Documented supply routes and weapons traced to Emirati sources
Dawn and partner organisations point to a body of evidence mapping supply corridors that cross Chad and Libya into Sudan, carrying weapons, vehicles and fuel linked to the UAE. Human rights organisations have identified Emirati-made armoured personnel carriers in RSF hands and documented re-export chains involving Chinese munitions and components passing through Abu Dhabi. Dawn’s submissions to governments include technical analyses and field reporting that it says demonstrate how these flows materially bolster the RSF’s operational capabilities.
Legal basis invoked for state responsibility and complicity
The group bases part of its legal argument on Article 16 of the International Law Commission’s Articles on State Responsibility and on provisions of the Genocide Convention that criminalise aiding and abetting genocide. Dawn’s legal team points to precedent in which international tribunals have applied standards for state complicity and says states that knowingly supply weapons to a party committing atrocity crimes risk incurring responsibility. The organisation has urged governments to apply domestic export controls and to refuse authorisations that would enable further transfers to the UAE.
Targeting major supplier states and export authorisations
Dawn has directly engaged five governments it says are best positioned to choke off the routes of supply: the United States, which it estimates supplies roughly half of conventional arms routed to the UAE; France and the United Kingdom, which provide significant equipment and systems; China, whose components and munitions re-exports have been identified in the conflict; and Italy, which previously revoked export licences under domestic law. The group is pressing each to suspend arms sales, block re-export permits and review security arrangements with Abu Dhabi pending a full accounting of the UAE’s role.
Washington’s policy tensions on export controls and security ties
Dawn’s campaign highlights an emerging paradox in US policy: senior American officials have publicly recognised the severity of atrocities in Sudan while other branches of the US government have taken steps to ease export restrictions that could benefit the UAE. Advocacy directors contend that statutory review mechanisms and congressional resolutions currently before the US legislature would, if enacted, block pending sales and close waiver loopholes in the Arms Export Control Act. The group says failure to act would create a stark credibility gap between Washington’s human rights pronouncements and its defence trade decisions.
UN procedural requests and a push for ICC referral
Beyond state-level export measures, Dawn is urging the UN General Assembly to invoke Uniting for Peace to adopt a resolution condemning violations of the UN Charter and existing arms embargoes, and to press the Security Council to refer the situation in Sudan to the International Criminal Court. The group also seeks expansion of the Darfur arms embargo to cover all of Sudan, with explicit reference to external state enablers. Those procedural routes reflect Dawn’s strategy of combining legal pressure, diplomatic engagement and public advocacy to produce immediate operational constraints on arms flows.

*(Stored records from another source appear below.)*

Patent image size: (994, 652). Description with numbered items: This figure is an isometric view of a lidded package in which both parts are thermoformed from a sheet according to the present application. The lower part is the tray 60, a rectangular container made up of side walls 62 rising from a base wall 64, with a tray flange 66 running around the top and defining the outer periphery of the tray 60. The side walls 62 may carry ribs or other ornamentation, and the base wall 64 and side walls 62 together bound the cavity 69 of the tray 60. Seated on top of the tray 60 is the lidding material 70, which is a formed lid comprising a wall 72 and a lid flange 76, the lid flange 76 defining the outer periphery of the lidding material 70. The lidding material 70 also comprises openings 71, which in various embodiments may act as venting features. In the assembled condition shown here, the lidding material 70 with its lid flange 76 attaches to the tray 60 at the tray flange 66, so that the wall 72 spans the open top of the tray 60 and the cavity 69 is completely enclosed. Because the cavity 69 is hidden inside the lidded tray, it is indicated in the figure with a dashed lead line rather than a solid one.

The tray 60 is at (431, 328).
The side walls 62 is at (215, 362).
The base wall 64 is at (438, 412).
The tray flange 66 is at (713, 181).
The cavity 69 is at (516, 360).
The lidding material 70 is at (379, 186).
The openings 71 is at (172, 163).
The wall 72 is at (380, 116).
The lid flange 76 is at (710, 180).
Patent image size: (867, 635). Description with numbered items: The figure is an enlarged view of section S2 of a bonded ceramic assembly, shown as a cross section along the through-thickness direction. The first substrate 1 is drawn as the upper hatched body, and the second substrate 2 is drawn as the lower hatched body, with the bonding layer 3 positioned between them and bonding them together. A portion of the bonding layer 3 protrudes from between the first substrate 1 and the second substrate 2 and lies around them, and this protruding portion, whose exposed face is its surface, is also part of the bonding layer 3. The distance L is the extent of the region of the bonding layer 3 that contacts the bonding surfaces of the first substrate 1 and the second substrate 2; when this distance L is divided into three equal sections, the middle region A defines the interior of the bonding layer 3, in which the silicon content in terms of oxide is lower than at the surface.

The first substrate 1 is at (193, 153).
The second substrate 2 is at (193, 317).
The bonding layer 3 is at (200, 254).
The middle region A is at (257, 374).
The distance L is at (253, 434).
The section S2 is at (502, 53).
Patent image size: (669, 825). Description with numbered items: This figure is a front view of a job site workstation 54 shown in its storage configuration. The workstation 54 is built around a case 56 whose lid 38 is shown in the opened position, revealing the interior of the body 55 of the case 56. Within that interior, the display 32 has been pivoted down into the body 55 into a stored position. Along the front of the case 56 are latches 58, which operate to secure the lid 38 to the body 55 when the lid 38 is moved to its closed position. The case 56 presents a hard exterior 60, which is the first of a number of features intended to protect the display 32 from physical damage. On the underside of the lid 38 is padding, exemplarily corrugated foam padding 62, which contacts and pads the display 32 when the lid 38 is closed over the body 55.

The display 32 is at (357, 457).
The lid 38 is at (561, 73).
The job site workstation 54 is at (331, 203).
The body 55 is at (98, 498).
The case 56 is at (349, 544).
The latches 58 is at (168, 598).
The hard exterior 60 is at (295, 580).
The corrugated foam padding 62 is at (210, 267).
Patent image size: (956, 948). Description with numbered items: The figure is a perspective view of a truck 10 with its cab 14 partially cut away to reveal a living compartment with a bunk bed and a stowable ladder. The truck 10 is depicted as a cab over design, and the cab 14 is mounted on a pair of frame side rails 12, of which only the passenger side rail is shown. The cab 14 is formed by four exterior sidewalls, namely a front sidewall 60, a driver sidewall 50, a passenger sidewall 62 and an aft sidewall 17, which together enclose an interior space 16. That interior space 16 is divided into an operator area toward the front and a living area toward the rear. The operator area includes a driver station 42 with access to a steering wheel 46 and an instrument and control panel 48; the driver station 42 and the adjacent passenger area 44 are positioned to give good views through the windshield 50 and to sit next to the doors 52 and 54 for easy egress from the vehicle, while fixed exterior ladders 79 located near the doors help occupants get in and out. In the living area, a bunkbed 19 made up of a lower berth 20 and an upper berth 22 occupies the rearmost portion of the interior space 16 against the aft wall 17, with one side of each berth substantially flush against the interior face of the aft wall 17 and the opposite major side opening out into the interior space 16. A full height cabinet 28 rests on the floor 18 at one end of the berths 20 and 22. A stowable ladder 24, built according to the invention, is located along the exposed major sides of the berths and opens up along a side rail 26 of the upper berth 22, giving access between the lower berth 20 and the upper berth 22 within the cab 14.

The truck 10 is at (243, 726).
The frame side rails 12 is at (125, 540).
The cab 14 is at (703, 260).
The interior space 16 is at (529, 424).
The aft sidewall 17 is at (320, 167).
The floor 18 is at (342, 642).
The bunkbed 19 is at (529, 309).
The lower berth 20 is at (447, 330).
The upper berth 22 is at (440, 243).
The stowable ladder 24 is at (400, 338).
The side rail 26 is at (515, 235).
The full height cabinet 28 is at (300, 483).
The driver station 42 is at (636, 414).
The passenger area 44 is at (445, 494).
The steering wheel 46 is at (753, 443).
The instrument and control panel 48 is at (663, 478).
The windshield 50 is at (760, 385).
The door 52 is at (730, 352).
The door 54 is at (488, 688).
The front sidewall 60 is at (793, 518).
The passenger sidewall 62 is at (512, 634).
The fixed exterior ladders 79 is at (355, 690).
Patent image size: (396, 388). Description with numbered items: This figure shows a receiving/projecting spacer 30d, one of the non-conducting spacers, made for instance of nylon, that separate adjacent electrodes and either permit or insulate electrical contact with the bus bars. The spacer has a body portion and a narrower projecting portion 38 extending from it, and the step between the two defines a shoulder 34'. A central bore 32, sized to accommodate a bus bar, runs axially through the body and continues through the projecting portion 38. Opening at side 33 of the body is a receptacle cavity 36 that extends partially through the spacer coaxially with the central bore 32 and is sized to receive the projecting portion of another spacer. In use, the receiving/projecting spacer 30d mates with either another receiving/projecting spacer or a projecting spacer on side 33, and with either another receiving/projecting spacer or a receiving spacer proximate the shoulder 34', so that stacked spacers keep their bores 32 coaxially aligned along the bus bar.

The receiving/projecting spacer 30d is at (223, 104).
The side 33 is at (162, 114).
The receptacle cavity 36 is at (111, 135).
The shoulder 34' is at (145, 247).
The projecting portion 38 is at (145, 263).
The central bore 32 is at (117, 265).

The humanitarian stakes underpinning the call are stark: the conflict that began in April 2023 has resulted in tens of thousands of deaths, the displacement of more than 13 million people and a humanitarian emergency that has pushed millions toward famine. Dawn says timely restrictions on weapons transfers are essential to reduce the capacity of armed groups to sustain mass violence and to uphold international obligations that prohibit complicity in atrocity crimes.